The species list should at least include a column with the species name and then columns for the associated feeding and habitat guild. While it is not necessary, this file is also a good place to list alternative species names (common names, scientific names, any variations on either) that can be used to make sure that observations of the same species are combined across data types.
Key files should have seperate columns, for each feeding and habitat guild with names that match the different feeding and habitat guilds in the species list. The entries in each column should be a column name associated with that guild.
It is critical that the column names in the key files and the different habitat/feeding guild names in the species key are identical (remember: ‘Pelagic’ and ‘Pelagic’ are technically two different character strings in R) or else they will not be matched correctly.
Fisheries Data
This workflow is designed to accept both fisheries independent and dependent data sources. Data standardization functions have the ability to pull NEFSC survey (using survdat) and observer data using ROracle, but can also accept CSV files. CSV files will need records of all efforts, regardless of if the target species is collected or not, to correctly document absences and have a time column that can be converted with the POSIXct function.
Environmental Data
Functions are provided to pull hindcast or forecast data from MOM6 models via the CEFI portal. Other environmental data can be supplied, but should be on regular grids and are ideally netcdf files that can be read using raster if fisheries presence/absence rasters are desired on the same grid.
Directory
This R package is designed to work within a single working directory with folders for the Exposure and SDM results.
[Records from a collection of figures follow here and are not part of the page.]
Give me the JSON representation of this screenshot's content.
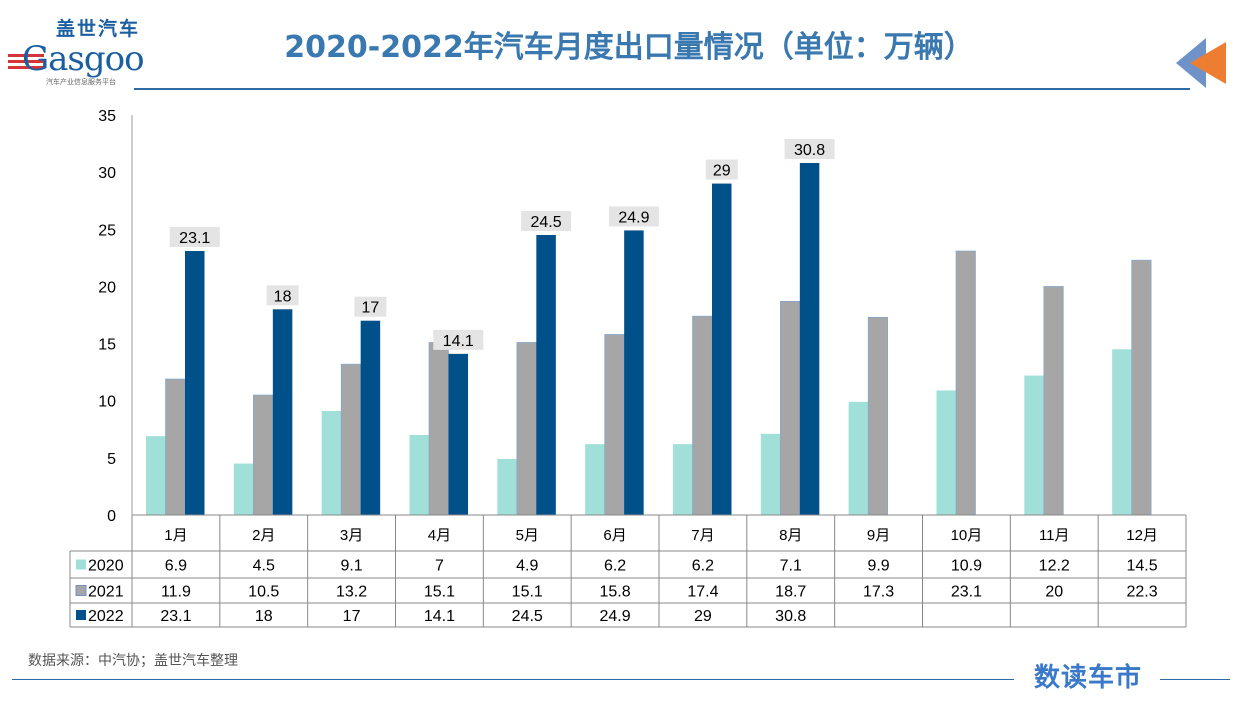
{
  "title": "2020-2022年汽车月度出口量情况（单位：万辆）",
  "logo": {
    "cn": "盖世汽车",
    "en": "Gasgoo",
    "sub": "汽车产业信息服务平台"
  },
  "source": "数据来源：中汽协；盖世汽车整理",
  "brand": "数读车市",
  "colors": {
    "2020": "#a0e0d8",
    "2021": "#a6a6a6",
    "2022": "#00508a",
    "title": "#3a78b0"
  },
  "chart_data": {
    "type": "bar",
    "title": "2020-2022年汽车月度出口量情况（单位：万辆）",
    "categories": [
      "1月",
      "2月",
      "3月",
      "4月",
      "5月",
      "6月",
      "7月",
      "8月",
      "9月",
      "10月",
      "11月",
      "12月"
    ],
    "series": [
      {
        "name": "2020",
        "values": [
          6.9,
          4.5,
          9.1,
          7,
          4.9,
          6.2,
          6.2,
          7.1,
          9.9,
          10.9,
          12.2,
          14.5
        ]
      },
      {
        "name": "2021",
        "values": [
          11.9,
          10.5,
          13.2,
          15.1,
          15.1,
          15.8,
          17.4,
          18.7,
          17.3,
          23.1,
          20,
          22.3
        ]
      },
      {
        "name": "2022",
        "values": [
          23.1,
          18,
          17,
          14.1,
          24.5,
          24.9,
          29,
          30.8,
          null,
          null,
          null,
          null
        ]
      }
    ],
    "data_labels_series": "2022",
    "ylim": [
      0,
      35
    ],
    "yticks": [
      0,
      5,
      10,
      15,
      20,
      25,
      30,
      35
    ],
    "grid": false,
    "legend": "data-table-bottom",
    "data_table": true
  }
}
To use the wrapper functions provided, the working directory should include a folder for each target species, a Data folder, and a logs folder. Key files can be added to the SDM working directory.
Within the SDM directory, the Data subdirectory should have subfolders for csv and MOM6 (or other environmental) data, as well as an object containing a list of static environmental covariates (bathymetry, distance to shore, etc). The CSV folder should contain raw and standardized subfolders to hold the raw csv files from different data sources, and their standardized counterparts from the standardize_data function. The MOM6 data should contain the raw, averaged, standard deviation, and normalized outputs from the MOM6 functions. Each species folder should contain three subfolders: 1) input_rasters, 2) model_output, and 3) output_rasters. The input_rasters folder contains all the individual rasters from each data source and the combined raster. The output_rasters folder contains all the predicted rasters from each model and the final ensemble model. The model_output folder contains the following folders: 1) models, 2) cvs, 3) preds, 4) eval_metrics, and 5) importance. Each of these folders will contain the output from their respective functions for each model component, and as necessary, the ensemble model.
The Exposure directory has a similar structure to the SDM directory, where each species specific folder contains seperate folders for Data and Figures. It is recommended that you use seperate subfolders within each of these if you are calculating exposure across multiple time frames to keep them seperate. The RawExposure folder contains the raw and ranked exposure data and figures.